One person excited by Modern States’ possibilities is Caroline Levander, vice president of strategic initiatives in digital education at Rice University, who commented in the same Wired piece:

[Students who took AP courses before college] have a strategic advantage that I hope our AP courses will help to equalize. It’s our goal to get all students through the undergraduate degree in a timely fashion and not perpetuate inequalities of access or hierarchies of privilege.

What is important to note about Modern States is that it is not pretending to be something it isn’t: an actual educational institution.

Klinsky and co. have no ambition to overthrow colleges or even to become some kind of nebulous, degree-factory scheme. The entire aim is to allow prospective students the chance to cut into credit requirements and costs at their own pace, and then get them into school with a better chance at a successful outcome.

Takeaway

As an entirely free, open resource, Modern States is helping to level the vastly unequal resources that play a large role in dictating educational outcomes.

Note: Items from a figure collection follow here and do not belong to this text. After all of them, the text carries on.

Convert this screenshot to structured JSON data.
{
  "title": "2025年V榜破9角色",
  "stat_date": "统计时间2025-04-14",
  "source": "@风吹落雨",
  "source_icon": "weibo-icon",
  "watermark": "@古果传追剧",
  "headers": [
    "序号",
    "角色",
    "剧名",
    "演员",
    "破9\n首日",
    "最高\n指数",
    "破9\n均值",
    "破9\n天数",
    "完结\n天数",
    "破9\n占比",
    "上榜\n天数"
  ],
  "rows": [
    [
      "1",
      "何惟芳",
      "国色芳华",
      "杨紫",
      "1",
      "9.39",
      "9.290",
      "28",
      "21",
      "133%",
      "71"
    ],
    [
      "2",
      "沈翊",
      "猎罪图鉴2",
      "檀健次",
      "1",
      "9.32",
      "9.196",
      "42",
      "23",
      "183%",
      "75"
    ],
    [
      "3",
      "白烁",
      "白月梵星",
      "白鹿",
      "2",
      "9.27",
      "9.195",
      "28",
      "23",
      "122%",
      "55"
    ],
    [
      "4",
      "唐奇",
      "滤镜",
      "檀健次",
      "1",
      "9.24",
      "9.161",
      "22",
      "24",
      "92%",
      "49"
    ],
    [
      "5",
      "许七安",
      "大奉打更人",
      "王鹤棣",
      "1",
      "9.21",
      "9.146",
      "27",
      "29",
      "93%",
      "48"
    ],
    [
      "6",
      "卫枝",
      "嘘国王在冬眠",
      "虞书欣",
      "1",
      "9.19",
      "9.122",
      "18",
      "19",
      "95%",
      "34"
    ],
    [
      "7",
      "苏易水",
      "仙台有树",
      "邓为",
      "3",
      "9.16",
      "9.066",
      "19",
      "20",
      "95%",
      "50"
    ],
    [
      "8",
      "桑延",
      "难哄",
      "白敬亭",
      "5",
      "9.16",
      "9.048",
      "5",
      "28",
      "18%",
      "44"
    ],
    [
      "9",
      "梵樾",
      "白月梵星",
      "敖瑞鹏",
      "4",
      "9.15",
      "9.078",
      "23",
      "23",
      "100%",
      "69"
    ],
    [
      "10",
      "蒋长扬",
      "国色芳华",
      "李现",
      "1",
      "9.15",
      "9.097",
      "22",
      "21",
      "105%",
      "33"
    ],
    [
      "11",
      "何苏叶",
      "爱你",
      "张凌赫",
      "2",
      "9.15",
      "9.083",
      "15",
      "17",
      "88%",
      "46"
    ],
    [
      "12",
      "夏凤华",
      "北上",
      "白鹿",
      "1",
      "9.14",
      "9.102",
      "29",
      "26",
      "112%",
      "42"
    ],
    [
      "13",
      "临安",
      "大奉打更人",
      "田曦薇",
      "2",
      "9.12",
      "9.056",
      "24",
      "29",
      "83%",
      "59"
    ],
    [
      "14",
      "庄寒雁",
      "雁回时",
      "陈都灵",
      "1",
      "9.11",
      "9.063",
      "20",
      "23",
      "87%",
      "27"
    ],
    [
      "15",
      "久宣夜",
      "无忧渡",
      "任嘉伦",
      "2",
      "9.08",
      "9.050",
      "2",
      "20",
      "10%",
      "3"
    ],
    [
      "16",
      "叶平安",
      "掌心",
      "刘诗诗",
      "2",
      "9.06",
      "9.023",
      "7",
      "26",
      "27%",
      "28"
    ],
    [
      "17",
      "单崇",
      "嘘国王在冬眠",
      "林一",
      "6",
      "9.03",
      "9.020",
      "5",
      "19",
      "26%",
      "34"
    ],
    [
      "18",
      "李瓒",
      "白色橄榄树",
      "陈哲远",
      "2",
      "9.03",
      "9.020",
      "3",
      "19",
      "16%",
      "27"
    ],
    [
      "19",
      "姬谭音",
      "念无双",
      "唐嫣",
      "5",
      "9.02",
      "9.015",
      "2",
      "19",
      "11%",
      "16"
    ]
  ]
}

By effectively allowing students another chance to collect the credits they should have been able to acquire in K-12, the platform is making college more affordable and, in turn, more accessible to students of every stripe.

The organization would be well-advised to next turn it sights on other standardized exams like SAT’s and ACT’s, which measure how much the test taker can afford to pay for a private tutor as much as anything else.